When she placed the miyeok-guk in front of me, I was surprised to find that it neither resembled nor tasted anything like the vestiges of my childhood memories. The miyeok swirled freely with hearty chunks of meat in a brimming bowl of beautifully translucent broth hinting of a grassy green. The miyeok was cooked to textural perfection, tender yet with a slight pleasant crunch. And with each bite, I tasted all at once the brininess of the ocean, a beefy richness, and a subtle nutty essence.
It wasn’t until that day that I truly enjoyed the depth of flavors in miyeok-guk. But it took me even longer to understand the unspoken message behind my mom’s relentless demands that I eat it each birthday anniversary. It was only after a harrowing experience of prematurely delivering and losing my second baby, that I understood.

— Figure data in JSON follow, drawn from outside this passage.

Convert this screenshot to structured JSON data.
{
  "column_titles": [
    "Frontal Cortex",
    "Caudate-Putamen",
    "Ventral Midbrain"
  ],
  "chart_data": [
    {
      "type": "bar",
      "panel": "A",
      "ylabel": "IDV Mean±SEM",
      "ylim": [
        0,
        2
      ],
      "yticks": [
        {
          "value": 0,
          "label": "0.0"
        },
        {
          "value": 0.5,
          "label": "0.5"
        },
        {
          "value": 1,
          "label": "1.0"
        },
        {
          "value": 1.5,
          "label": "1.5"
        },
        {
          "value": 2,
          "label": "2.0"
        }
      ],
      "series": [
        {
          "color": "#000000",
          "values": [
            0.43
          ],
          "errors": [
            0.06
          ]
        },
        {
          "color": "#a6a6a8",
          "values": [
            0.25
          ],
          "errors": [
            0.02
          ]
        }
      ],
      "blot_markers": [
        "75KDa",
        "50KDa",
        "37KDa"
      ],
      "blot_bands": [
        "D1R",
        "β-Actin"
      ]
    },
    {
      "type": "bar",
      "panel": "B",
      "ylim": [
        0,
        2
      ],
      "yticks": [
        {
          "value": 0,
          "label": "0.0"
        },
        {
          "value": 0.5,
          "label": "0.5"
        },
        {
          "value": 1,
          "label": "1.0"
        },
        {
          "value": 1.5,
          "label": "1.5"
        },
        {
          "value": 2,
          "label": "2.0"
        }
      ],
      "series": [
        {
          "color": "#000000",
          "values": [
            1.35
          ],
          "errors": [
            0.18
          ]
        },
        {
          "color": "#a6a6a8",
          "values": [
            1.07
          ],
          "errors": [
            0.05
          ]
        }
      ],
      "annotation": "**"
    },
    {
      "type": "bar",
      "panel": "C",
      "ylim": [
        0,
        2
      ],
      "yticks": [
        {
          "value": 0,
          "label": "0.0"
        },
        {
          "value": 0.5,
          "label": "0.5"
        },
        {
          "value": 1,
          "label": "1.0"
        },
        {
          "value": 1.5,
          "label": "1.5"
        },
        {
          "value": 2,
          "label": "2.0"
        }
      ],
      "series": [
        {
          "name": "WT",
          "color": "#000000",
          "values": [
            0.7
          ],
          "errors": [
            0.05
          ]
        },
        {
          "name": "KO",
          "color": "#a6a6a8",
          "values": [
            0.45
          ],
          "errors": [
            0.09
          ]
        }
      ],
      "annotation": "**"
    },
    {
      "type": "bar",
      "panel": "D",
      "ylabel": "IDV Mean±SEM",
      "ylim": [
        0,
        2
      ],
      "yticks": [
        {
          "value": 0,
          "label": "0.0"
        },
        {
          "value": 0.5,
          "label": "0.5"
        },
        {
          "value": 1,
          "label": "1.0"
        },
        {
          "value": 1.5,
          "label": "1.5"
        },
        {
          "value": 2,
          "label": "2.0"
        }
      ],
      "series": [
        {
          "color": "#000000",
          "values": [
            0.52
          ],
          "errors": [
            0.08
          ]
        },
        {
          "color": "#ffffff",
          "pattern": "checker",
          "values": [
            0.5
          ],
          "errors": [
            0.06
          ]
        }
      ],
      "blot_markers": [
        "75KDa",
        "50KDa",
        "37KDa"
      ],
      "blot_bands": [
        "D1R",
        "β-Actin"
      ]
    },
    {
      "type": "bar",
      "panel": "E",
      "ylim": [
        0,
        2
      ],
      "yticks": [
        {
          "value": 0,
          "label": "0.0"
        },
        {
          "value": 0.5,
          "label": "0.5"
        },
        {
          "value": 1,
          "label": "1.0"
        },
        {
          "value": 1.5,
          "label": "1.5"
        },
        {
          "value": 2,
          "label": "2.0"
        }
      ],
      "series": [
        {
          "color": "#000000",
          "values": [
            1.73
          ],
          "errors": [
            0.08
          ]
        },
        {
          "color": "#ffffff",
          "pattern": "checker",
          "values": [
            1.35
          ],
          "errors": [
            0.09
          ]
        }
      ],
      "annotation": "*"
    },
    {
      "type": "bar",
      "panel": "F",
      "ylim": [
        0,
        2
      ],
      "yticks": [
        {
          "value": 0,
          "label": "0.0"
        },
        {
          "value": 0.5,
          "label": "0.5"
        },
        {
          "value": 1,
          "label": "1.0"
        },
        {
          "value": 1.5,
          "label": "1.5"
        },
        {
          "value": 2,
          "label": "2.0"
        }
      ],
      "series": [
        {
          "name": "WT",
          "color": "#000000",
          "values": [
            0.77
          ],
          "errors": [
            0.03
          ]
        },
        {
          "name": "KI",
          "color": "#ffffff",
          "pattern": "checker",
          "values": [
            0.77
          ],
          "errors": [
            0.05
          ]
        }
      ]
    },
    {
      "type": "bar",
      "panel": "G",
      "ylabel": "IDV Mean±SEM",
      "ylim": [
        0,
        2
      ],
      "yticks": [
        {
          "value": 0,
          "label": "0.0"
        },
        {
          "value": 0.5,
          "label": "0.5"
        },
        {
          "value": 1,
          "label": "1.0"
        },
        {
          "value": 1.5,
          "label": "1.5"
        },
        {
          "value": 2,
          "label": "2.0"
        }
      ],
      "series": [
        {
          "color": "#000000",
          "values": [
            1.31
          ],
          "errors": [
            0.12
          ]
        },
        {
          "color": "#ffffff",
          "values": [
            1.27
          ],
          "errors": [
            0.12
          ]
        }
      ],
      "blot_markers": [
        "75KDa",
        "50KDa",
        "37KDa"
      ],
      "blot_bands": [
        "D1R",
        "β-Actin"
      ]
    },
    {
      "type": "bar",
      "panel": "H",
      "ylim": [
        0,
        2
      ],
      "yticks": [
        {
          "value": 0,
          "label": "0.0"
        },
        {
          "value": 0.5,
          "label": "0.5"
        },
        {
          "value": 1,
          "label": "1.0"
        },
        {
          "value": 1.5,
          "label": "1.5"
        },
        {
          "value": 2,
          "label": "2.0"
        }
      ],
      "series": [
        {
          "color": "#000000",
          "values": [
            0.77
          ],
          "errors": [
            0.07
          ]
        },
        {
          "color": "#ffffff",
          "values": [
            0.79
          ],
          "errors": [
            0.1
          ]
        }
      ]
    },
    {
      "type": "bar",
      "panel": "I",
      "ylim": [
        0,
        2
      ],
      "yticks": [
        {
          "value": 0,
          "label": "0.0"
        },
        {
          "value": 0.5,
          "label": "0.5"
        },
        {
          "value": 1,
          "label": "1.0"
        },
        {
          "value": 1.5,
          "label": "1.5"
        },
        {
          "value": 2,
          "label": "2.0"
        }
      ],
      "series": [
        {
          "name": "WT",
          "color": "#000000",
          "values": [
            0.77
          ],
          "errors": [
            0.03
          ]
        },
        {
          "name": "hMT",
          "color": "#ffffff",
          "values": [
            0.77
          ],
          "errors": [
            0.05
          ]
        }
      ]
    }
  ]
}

In the weeks that followed my daughter’s birth and death, I felt nothing but the aching, white hot stone of a mother’s grief sit stubbornly at the pit of my stomach. It was in those moments that I discovered the fierceness and the eternal burn of a mother’s love. With that, I realized that my mom’s incessant supplications to eat miyeok-guk were really a mother’s desperate plea to the world to bestow health on her own child. And so when she made me miyeok-guk once again in those postpartum days, that time, I quietly and gratefully accepted.
Now I fully appreciate the reason why we Koreans eat miyeok-guk on our birthdays. We eat it to honor our mothers who labored to bring us safely into this sacred life. But for our mothers, making miyeok-guk on our birthdays is also their way of saying a silent prayer that we, as their forever children, will enjoy another year of good health.